3. If $a$ is a real number, such that $a < b$ for every positive real number $b$, then $a = 0$.

   $$\exists a \in \mathbb{R}, \forall b \in \mathbb{R}^+, a < b \implies a = 0.$$

   $$\forall a{\in}\mathbb R\;\Big((\forall b{\in}\mathbb R^+\;a<b)\implies a=0\Big).\tag1$$ Here, there's only one quantifier to negate, and the contrapositive is $$\forall a{\in}\mathbb R\;\Big(a\ne0\implies \exists b{\in}\mathbb R^+\;a\ge b \Big).\tag2$$

   contrapositive:

   $$\exists a \in \mathbb{R}, \forall b \in \mathbb{R}^+, a \neq 0 \implies a \ge b,$$ $$\forall a \in \mathbb{R}, \exists b \in \mathbb{R}^+, a \neq 0 \implies a \ge b.$$

   Note that $(1)$ and $(2)$ are, respectively, logically equivalent to: $$\forall a{\in}\mathbb R\;\exists b{\in}\mathbb R^+\;\Big(a<b\implies a=0\Big);\tag1$$$$\forall a{\in}\mathbb R\;\exists b{\in}\mathbb R^+\;\Big(a\ne0\implies a\ge b \Big).\tag2$$ So, had we initially pulled out those quantifiers, the contrapositive work itself would, like in case #1 above, have required no quantifier negation.

Answer 2

It seems that what you are actually applying to your logical statements is inversion, rather than contraposition. If we have a logical statement $P \rightarrow Q$ (which reads "if $P$ then $Q$") then the contrapositive (which is logically equivalent to the original logical statement) is $\neg Q \to \neg P$ (which reads if not $Q$ then not $P$).

In the context of your last example, the $\exists$ quantifier means "there exists", whereas your intended meaning is that it holds for any (non-negative?) real number $a$ that you choose. So given a non-negative real number $a$, the following statement is true: $$ \forall b \in \mathbb{R}^+ ,\, a < b \Rightarrow a = 0 . $$ (In English: if $a$ is a non-negative real number such that for all positive real numbers $b$, $a$ is less than $b$, then $a = 0$.)

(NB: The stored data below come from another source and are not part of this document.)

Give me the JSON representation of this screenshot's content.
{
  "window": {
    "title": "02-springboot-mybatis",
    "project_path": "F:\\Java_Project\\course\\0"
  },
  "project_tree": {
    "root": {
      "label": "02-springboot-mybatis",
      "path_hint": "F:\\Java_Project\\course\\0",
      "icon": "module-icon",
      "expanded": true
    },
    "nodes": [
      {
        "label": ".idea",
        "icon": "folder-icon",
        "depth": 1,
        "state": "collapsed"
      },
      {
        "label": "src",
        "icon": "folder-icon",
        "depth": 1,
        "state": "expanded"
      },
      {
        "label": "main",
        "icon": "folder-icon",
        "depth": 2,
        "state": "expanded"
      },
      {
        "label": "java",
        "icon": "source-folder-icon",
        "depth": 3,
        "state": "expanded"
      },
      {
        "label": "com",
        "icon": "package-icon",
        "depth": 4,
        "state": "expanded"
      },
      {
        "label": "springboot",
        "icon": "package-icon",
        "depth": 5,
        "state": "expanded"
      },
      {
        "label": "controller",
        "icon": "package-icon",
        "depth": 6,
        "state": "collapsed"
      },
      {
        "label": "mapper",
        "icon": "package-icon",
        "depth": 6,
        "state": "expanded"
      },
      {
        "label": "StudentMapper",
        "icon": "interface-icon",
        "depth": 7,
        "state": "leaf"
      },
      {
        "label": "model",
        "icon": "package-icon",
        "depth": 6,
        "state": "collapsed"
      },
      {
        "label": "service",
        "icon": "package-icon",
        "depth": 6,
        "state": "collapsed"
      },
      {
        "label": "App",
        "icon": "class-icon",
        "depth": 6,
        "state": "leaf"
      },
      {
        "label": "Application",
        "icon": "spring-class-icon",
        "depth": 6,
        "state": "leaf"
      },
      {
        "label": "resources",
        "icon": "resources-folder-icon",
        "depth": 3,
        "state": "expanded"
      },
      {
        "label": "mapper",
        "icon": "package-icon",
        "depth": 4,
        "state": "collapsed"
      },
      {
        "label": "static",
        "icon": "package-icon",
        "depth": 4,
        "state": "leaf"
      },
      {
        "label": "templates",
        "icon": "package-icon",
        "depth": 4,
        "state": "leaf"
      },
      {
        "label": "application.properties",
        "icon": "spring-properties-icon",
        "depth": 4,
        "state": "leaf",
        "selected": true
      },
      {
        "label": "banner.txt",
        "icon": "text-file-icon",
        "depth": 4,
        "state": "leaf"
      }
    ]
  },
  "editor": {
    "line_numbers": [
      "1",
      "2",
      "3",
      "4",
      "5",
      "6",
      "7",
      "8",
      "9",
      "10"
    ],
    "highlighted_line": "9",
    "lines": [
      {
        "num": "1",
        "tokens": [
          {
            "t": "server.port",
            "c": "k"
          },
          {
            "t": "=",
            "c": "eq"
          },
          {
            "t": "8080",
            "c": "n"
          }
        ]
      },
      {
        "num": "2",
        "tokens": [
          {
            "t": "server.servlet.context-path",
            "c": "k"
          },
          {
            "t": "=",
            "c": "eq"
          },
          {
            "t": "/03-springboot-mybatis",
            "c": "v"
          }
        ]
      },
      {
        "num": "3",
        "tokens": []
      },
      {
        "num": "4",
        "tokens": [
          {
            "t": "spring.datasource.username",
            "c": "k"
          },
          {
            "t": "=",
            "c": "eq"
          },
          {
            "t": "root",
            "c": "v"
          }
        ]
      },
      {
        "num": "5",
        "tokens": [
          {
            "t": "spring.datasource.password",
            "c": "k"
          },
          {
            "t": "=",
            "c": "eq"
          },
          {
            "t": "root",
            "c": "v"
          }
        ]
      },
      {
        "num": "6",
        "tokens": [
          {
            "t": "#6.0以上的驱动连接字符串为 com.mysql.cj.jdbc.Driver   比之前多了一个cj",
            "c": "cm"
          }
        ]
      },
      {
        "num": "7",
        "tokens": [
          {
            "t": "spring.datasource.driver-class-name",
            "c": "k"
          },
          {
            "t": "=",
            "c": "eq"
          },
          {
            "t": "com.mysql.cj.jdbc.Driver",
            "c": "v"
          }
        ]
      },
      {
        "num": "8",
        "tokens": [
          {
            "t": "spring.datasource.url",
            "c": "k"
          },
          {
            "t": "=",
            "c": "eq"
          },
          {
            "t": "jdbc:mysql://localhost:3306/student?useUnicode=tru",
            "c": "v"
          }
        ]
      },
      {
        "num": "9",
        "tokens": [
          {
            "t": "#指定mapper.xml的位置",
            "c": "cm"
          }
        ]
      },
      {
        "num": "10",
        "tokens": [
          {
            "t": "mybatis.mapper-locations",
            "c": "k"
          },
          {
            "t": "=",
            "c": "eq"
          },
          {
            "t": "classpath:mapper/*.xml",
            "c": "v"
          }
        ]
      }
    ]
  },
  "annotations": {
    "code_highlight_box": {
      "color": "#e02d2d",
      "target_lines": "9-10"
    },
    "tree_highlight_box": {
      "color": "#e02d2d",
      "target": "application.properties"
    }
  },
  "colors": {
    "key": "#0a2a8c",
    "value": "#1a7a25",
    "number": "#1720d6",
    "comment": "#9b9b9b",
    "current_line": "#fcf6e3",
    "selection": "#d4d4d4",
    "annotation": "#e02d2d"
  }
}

Then the contrapositive is $$ a \ne 0 \Rightarrow \exists b \in \mathbb{R}^+ :\, a < b . $$ (If $a$ is not zero, then there exists a positive real number $b$ such that $a < b$.) Note that we flip the implication (i.e. the arrow), and negate the propositions, which includes negating the quantifiers. Perhaps see if this interpretation aligns with what you were taught?